King Charles and the missed meeting with his grandchildren
To make everything even more significant is the possible meeting with King Charles. The sovereign, according to reconstructions in the British media, would have offered the family the possibility of staying in an unspecified royal residence, a solution which would have guaranteed protection within the property, but would not have solved the problem of travel and commitments outside the controlled perimeter.

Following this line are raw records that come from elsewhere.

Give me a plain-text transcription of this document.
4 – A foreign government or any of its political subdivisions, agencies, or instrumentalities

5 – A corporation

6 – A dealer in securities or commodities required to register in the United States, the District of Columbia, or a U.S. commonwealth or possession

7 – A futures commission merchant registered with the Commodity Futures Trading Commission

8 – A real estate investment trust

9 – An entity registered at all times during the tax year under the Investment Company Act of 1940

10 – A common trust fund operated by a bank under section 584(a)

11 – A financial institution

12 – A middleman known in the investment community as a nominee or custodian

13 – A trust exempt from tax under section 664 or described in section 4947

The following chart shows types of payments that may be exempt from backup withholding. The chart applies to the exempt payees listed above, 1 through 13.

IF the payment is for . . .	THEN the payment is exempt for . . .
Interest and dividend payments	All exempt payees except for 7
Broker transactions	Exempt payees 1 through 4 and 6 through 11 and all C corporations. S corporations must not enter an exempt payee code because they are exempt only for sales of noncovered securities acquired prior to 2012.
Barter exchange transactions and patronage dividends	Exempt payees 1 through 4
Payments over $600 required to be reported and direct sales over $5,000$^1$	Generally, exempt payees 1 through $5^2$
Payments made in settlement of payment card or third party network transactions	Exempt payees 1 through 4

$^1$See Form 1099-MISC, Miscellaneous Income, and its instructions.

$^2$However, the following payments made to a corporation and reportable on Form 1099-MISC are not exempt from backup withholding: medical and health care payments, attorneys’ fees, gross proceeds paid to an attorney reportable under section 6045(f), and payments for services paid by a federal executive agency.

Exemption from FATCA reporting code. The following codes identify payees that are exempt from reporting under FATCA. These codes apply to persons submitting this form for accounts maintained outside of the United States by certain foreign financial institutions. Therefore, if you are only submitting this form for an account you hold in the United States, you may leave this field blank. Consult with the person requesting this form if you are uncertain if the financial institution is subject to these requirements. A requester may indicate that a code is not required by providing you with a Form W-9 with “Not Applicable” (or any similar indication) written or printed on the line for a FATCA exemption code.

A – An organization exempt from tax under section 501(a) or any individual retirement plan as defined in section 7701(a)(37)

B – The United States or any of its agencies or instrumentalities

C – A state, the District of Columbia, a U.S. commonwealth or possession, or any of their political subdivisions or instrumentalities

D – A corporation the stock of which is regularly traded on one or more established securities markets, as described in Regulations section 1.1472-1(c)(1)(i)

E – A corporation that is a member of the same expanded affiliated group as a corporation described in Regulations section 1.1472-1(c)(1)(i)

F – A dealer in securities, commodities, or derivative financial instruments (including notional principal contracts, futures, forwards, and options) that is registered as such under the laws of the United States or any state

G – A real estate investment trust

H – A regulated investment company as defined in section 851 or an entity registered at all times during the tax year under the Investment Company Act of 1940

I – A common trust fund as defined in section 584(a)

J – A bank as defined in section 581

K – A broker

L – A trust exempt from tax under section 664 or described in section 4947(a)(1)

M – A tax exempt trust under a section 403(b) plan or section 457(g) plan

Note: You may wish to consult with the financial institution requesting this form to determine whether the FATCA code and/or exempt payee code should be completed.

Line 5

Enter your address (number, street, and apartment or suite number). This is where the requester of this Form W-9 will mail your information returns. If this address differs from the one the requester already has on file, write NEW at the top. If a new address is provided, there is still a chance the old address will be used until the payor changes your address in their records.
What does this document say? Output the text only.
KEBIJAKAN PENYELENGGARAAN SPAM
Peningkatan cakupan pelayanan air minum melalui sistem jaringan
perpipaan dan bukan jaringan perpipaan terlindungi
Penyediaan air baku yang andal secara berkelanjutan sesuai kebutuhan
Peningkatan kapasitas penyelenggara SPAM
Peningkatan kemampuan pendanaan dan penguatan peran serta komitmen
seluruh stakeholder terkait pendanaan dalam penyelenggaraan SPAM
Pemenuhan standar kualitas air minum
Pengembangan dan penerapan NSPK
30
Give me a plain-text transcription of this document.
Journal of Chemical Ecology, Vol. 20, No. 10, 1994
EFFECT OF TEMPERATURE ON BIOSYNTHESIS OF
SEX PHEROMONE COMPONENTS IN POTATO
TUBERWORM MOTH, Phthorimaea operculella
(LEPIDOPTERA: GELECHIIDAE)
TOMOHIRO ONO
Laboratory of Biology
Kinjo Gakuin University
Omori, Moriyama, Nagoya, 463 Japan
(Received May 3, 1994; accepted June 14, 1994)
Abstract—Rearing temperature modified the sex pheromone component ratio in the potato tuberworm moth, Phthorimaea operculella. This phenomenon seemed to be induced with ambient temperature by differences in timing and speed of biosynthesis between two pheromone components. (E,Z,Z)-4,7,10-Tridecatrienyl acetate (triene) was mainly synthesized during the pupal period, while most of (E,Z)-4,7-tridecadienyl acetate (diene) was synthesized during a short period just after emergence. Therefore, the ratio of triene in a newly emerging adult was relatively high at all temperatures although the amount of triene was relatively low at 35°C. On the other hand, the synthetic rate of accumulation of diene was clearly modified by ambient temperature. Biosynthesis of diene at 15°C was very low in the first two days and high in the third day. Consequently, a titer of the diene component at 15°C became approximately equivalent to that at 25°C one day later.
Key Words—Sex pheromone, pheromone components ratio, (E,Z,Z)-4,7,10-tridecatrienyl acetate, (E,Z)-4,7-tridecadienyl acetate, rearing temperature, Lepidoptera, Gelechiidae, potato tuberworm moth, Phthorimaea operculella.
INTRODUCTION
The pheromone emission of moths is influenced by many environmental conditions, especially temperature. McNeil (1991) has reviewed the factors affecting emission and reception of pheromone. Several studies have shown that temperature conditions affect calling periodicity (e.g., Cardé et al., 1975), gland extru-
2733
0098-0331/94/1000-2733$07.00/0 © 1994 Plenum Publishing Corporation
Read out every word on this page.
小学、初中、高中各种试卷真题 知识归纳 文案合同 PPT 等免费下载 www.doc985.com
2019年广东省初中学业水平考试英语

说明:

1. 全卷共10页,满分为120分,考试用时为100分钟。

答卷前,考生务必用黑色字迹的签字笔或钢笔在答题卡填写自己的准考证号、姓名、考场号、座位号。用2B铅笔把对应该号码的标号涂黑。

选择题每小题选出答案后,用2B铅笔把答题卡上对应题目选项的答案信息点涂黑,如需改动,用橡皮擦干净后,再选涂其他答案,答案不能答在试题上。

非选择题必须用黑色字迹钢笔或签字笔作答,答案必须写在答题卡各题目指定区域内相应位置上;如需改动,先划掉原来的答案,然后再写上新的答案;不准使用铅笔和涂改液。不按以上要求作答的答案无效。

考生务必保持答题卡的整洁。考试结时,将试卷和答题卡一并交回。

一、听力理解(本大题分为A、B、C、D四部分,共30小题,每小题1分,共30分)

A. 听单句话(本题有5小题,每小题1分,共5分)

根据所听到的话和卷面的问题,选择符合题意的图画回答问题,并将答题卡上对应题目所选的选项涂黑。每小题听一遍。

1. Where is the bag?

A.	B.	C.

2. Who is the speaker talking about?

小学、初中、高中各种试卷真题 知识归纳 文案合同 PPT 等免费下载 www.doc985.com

For the king, who has seen very little of his Californian grandchildren in recent years, the visit could have represented a precious private occasion. For Harry, however, returning with his children would also have had an identity value: Archie and Lilibet grew up in the United States, far from court life, far from palaces, far from that part of their family history which for them exists more in stories and images than in direct experience.
The fact that the children do not accompany their father to London therefore makes the distance between the Sussexes and the rest of the Royal Family even more evident. It is not just a question of kilometers, but of minimum conditions of trust which, at least for now, do not seem to exist.
Harry alone in London, Meghan perhaps outside the capital
It still remains to be seen whether Meghan and her children will join Harry on other stages of the journey, especially outside London, where the commitments linked to the Invictus Games could offer a different and perhaps more manageable setting from a security point of view. At the moment, however, the certainty is that Harry will show up in the British capital without his wife and children.
The image is powerful, because it tells of a prince who returns to his country, but is still unable to bring his family there. It tells of a son of the king who remains within the history of the monarchy, but on the margins of his daily life. And it tells of a fracture that, despite signs of possible rapprochement, continues to reopen at the same point: the question of who should protect Harry, Meghan, Archie and Lilibet when they set foot in the United Kingdom.
For Buckingham Palace, the issue is institutional. For Harry, it’s personal. And precisely in this distance lies the heart of yet another Sussex case: not a simple trip changed at the last moment, but yet another demonstration that the return home, for Charles and Diana’s youngest son, still remains a journey full of conditions, fears and ajar doors.